Classically Trained: A gift with no strings attached

June 02, 2011|By Bradley Zint

His was a tale of tough economic times.

A construction worker in his 50s. Couldn't find work. Newly homeless in Laguna Beach.

But with help from the Friendship Shelter and the Pacific Symphony, his life had a moment of rejuvenation. He got to hear a concert in the Renée and Henry Segerstrom Concert Hall — Orange County's grande dame of a venue — free of charge.

Surely the music soothed his soul, but not probably as much as hearing it in the concert hall he helped build a few years before.


"He had never been inside the finished product," said Dawn Price, executive director of the Friendship Shelter, as she recalled the story to me.

The worker finally getting to hear the music is but one of many inspirational stories that could be told about Heartstrings, the Pacific Symphony program that partners with social service organizations to provide free concert tickets and musical activities for Orange County's low-income and underserved population.

Price and other representatives were at the concert hall in Costa Mesa on Wednesday evening to celebrate Heartstrings, which last season circulated more than 22,000 tickets to some 200 organizations throughout the county. Symphony officials said the tickets amounted to some $1 million in revenue.

The 6-year-old program — supported by the Nicholas Endowment, various foundations and individuals — has 17 partners, eight of which are new this year.
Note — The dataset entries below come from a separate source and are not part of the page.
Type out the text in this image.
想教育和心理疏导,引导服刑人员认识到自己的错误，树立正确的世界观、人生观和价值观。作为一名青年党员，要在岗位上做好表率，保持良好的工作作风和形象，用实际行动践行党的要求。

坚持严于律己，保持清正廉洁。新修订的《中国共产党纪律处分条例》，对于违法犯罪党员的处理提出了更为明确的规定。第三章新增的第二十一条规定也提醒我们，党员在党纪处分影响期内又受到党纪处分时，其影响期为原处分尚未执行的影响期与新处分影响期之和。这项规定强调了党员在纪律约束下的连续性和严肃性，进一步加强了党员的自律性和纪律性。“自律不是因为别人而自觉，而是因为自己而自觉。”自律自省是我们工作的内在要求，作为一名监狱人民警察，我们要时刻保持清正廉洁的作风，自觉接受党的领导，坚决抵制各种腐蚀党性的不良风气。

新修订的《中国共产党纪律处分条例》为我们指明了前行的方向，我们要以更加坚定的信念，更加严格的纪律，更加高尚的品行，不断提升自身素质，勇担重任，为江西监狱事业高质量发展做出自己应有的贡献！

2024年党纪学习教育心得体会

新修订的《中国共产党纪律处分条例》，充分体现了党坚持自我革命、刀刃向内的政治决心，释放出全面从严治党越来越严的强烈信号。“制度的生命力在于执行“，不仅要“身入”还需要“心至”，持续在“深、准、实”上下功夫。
Heartstrings realizes Music Director Carl St.Clair's belief that "music is a birthright that must be equally shared by all" and the Costa Mesa-based orchestra's core purpose of enriching "the human spirit through superior performances of symphonic music and community engagement."

Pam Blaine, the Pacific Symphony vice president of education and community programs, oversees Heartstrings. For the symphony employee of 12 years, it's been an inspiring highlight of her tenure.

"The fact that the symphony can open its doors to the beauty of music, which we all are just so compelled by, is really so rewarding," she said.

Others called it extraordinary. Transformative. A self-esteem booster.

I heard such words while talking with a few representatives from Heartstrings partners Wednesday, including Jerri Rosen of Working Wardrobes.